The third reform is proposed new section 49C, which requires applications to be kept completely confidential. There is no need to tip off anyone, be it a minister, their staff or the media. A government should know what information it holds and should be doing its job. This provision empowers applicants to have greater control over how their application is handled and who takes an interest in what they are seeking.
I will be looking to the opposition to support this bill. I ask my crossbench colleagues to have a good look at this, because it is particularly important for those of us who are in watchdog positions on the cross benches. We will never be in government, but we have a significant and important role to play as watchdog MPs. One of the ways that we can do that is with FOIs. One does not get a lot of information in this council and, certainly, one does not get it in a hurry. FOIs are very important for good democracy.
I note that today the Leader of the Opposition in this council expressed concerns over exactly what I say is happening to me and, I am sure, to other colleagues.

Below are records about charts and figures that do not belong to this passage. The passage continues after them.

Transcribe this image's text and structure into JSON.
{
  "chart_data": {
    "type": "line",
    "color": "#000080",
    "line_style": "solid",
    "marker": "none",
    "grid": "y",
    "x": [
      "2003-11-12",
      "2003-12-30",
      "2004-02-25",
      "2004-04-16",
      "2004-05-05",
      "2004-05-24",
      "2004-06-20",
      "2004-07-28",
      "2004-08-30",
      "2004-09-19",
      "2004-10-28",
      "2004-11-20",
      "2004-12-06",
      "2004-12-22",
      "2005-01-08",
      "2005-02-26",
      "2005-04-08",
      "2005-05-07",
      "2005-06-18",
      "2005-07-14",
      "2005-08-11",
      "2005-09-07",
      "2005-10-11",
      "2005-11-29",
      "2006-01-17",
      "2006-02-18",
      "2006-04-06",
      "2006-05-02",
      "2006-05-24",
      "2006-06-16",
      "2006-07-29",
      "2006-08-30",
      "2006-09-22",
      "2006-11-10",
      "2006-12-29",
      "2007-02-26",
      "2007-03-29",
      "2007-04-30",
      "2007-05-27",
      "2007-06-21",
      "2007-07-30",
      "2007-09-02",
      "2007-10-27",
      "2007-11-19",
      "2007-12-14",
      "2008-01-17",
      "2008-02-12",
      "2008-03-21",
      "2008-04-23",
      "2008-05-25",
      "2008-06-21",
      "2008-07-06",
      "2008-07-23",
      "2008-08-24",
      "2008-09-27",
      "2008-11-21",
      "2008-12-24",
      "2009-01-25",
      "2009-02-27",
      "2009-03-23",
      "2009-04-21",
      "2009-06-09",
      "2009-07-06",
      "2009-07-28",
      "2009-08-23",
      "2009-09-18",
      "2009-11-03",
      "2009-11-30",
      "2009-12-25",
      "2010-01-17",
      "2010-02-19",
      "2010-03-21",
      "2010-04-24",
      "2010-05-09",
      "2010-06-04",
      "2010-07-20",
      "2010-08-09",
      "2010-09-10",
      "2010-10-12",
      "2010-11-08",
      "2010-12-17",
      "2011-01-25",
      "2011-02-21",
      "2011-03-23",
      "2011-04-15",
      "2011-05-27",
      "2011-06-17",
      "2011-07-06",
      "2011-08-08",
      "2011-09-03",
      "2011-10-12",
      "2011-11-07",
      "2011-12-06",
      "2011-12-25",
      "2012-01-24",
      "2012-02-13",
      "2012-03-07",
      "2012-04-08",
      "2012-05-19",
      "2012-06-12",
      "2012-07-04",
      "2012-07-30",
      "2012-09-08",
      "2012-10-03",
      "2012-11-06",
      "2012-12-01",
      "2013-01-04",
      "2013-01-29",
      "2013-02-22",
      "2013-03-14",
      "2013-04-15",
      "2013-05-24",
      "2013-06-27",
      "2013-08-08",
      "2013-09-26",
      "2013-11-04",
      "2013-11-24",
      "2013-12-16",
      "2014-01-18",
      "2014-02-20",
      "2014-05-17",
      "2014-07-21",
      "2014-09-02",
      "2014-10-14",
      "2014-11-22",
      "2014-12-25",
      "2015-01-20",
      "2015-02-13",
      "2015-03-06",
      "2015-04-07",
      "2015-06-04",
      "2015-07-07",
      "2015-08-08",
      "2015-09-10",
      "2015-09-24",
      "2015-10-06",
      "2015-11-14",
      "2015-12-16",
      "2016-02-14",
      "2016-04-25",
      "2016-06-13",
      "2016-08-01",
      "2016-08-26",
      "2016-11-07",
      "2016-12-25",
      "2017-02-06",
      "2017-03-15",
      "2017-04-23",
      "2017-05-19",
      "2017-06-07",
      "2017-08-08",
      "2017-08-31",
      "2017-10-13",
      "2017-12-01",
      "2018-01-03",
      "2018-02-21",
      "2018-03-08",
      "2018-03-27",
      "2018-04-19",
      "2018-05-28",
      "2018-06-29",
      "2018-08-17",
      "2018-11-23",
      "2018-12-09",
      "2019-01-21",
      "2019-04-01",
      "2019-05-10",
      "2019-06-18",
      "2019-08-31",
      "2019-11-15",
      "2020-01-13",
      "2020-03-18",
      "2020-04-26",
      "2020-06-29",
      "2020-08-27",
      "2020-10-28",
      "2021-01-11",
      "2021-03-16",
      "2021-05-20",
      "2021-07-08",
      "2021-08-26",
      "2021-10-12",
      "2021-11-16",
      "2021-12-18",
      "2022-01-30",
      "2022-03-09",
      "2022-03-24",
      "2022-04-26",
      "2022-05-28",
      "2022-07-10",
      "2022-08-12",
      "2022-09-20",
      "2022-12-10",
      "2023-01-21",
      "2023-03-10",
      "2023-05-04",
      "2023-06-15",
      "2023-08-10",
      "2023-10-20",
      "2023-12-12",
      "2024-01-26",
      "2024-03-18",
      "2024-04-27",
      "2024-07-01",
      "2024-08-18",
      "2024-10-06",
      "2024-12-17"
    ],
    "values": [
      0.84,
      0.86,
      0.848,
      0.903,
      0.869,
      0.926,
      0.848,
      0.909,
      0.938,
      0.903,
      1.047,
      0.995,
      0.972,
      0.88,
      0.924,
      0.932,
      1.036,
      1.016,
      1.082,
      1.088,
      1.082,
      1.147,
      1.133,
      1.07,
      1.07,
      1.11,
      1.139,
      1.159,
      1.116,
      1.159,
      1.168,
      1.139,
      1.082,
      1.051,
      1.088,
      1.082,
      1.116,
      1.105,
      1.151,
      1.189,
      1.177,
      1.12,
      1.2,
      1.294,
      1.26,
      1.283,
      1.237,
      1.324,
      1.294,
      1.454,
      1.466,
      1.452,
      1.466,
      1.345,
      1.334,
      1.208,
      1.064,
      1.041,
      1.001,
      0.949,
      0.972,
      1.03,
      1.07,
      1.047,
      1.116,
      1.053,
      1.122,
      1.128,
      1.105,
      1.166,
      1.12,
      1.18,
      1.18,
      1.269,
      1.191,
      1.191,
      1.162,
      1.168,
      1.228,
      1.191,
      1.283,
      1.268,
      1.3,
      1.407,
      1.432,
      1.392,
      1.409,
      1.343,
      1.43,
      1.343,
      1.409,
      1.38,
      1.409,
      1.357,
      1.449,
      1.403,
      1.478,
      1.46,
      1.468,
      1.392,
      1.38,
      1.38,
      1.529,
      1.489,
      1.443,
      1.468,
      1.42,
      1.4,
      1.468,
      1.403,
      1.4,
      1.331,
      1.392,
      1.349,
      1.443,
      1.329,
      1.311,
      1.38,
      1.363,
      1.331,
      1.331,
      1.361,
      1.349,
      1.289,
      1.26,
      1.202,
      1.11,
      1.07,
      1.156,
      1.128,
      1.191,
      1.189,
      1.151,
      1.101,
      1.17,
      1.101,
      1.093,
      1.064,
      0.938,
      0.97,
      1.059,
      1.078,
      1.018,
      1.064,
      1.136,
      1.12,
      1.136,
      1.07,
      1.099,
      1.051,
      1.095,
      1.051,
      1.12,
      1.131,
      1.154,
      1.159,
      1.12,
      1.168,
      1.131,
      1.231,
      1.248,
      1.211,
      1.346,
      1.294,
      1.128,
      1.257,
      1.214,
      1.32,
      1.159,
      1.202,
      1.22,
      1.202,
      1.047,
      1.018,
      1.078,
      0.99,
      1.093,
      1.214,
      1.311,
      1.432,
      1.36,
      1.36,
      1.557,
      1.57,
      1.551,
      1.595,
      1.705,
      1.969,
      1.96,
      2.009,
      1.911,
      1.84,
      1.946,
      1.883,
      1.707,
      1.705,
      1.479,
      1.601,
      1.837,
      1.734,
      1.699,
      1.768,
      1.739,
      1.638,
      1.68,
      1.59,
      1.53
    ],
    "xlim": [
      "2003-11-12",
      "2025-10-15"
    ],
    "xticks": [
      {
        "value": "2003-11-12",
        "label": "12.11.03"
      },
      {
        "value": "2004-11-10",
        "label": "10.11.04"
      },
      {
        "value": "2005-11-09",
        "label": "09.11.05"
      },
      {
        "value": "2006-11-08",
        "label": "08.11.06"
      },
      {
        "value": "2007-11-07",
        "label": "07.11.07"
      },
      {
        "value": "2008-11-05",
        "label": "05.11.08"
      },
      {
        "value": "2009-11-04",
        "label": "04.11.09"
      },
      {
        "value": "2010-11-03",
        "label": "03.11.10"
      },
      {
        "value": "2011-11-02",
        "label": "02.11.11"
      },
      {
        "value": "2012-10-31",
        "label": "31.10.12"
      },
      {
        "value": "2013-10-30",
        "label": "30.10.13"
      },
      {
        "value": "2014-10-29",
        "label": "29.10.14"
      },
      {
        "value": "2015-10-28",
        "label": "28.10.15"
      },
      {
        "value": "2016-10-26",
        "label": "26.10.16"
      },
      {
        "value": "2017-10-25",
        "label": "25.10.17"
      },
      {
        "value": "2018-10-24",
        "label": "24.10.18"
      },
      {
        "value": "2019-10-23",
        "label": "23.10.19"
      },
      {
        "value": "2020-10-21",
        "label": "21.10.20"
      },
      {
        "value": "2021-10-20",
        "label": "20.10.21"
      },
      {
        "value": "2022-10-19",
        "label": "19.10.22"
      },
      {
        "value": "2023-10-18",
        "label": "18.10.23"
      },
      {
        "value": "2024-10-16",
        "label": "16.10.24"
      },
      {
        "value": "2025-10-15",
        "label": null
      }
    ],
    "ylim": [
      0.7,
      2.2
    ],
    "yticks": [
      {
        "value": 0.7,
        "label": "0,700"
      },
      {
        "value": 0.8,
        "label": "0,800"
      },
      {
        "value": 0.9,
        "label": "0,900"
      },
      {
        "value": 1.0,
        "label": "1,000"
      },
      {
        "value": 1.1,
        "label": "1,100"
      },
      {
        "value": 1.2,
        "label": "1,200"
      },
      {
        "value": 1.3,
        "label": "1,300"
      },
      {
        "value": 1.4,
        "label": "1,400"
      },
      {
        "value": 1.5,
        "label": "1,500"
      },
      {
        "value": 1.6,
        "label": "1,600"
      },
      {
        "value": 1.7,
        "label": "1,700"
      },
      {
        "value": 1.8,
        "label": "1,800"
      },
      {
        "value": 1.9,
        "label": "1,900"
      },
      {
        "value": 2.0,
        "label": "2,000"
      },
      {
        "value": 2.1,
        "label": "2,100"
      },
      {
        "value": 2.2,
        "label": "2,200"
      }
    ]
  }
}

I will be very disappointed at the very least if the opposition does not support this bill, because it specifically covers the first question asked in this council today by the Hon. Mr Ridgway.
I conclude by paying a brief tribute to FOI officers. Theirs is actually a thankless job, and I have great respect for all of them. I have found them to be constructive, polite, friendly and understanding in the various freedom of information applications that I have made. Together with my staff, I have at times found when working with them that their job is incredibly difficult. They are compromised because of those guidelines, which are only that: guidelines set up by this government. The guidelines have never before been designed for FOI officers, as I understand it. These guidelines have been set up just to try to circumvent the legislation passed by the parliament. My bill is intended to offer FOI officers the protection they deserve so that they can do their job without fear or favour to the government of the day. I urge members to support the bill.
Debate adjourned on motion of Hon. I.K. Hunter.